Fears of the Corona Virus have sent global economies and stock markets into a tailspin. Many of those affected have responded by seeking medical testing and treatment. Others are avoiding the spread by “self-isolating.” A third category of individuals is being mandatorily quarantined. The ultimate outcome is, of course, uncertain. Some predict that in a best-case scenario, things may stabilize fairly quickly. Others believe that it will take months or even years before that occurs. Long sabbaticals from work are occurring and people are unsure of how to deal with the financial consequences. To a number of these individuals, disability insurance may provide at least some relief. But how does one qualify for benefits?
The general belief among own occupation, long term disability insureds, is that you have to be totally incapacitated (permanently or temporarily) in order to qualify. That is not correct. Typically, the test is whether as a result of an injury or illness, you are unable to perform the “substantial and material duties of your own occupation in the usual and customary manner and with reasonable continuity.” Hangarter v. Provident Life & Accident Ins. Co., 373 F.3d 998, 1007 (9th Cir. Cal. 2004); Moore v. Am. United Life Ins. Co., 150 Cal. App. 3d 610 632 (1984); Erreca v. Western States Life Ins. Co., 19 Cal. 2d 388, 396 (Cal. 1942). In short, that means whether you can do what you were doing the way you (personally) were doing it. If you cannot, the first question is, why not? The second question is, what is the exact nature of your impairment? The third question is, how long will the impairment last?
With respect to COVID-19 there are additional issues. For individuals with preexisting conditions, for example, or who have co-morbidity impairments, the question is what is their continuing disability and is it temporary or permanent? For example, an individual with post-traumatic stress disorder, or with issues involving clinical anxiety, depression, obsessive compulsive disorder, prescription drug impairments, or alcohol or substance abuse, they may be permanently disabled from COVID-19, even after the pandemic dissipates. In addition, there may be coverage issues if a government agency, employer, or doctor is mandating that an individual not work when he or she is otherwise relatively healthy, due to the highly infectious nature of COVID-19.

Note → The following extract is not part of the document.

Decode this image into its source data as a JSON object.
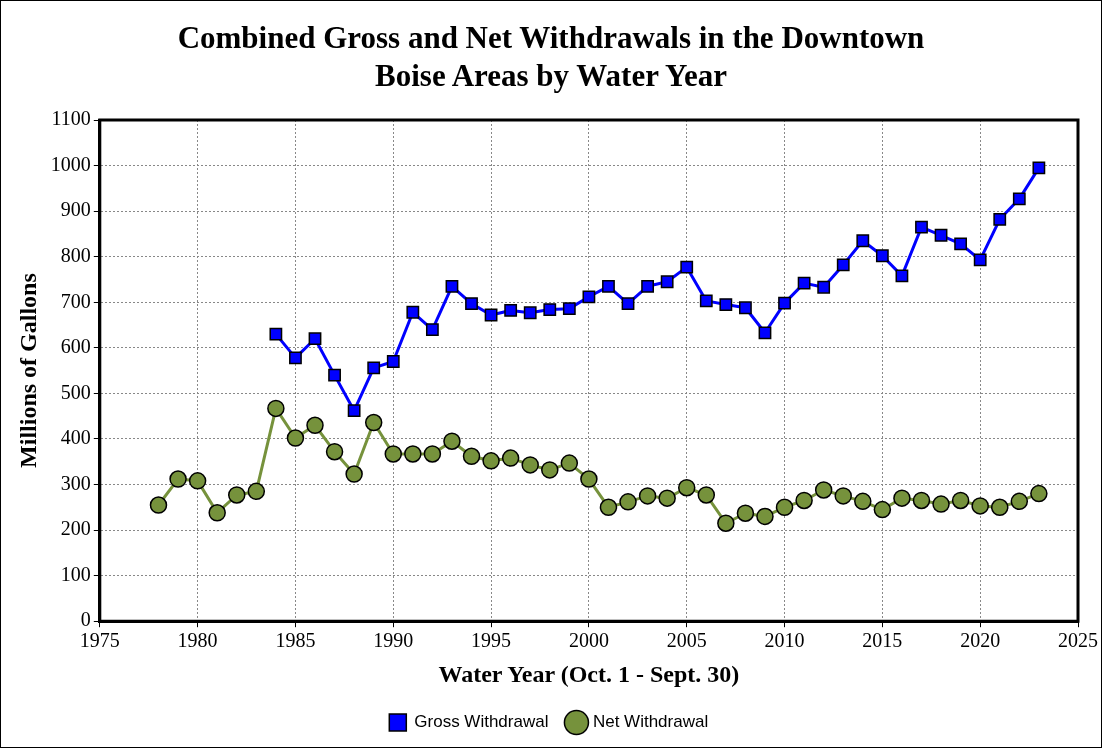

As is so often the case in the law, it is easier to pose questions than it is to come up with answers. Some important questions surrounding COVID-19 and disability insurance are: if you are unable to perform your duties because an illness has shut down your workplace does that constitute a disability? Does it make any difference whether you were directly infected or not? The gateway question, again, is whether you can perform the substantial and material duties of your occupation in the usual and customary manner. And if the answer is no, the next question is whether that is due to a sickness or an injury. This is where the law provides interesting guidance in relatively uncharted territory.
Years ago, our firm represented a football player. Following college, he signed with the Los Angeles Rams. He suffered a neck injury, which “healed,” but his doctors told him that if he were to exacerbate the injury there was a fair chance that he would become paralyzed. Naturally, he declined to continue his football career. When he filed a disability insurance claim, his insurer denied benefits arguing that he was simply “electing” to stop playing football.
The insurance company’s argument was fallacious. It did not matter whether he could run, jump, kick, throw, tackle, or score touchdowns. It did not matter whether he had elected to end his career. All that mattered was that he could suffer devastating consequences if he continued to play football. And it was his decision to make, not his insurance company’s. Likewise, individuals who could suffer serious consequences from working during the COVID-19 pandemic, may be entitled to long term disability benefits.
With regard to COVID-19, the questions posed may not be answered by the judiciary for some time. But if history provides any guidance, it portends a spate of insurance denials that will have to be resolved by the courts.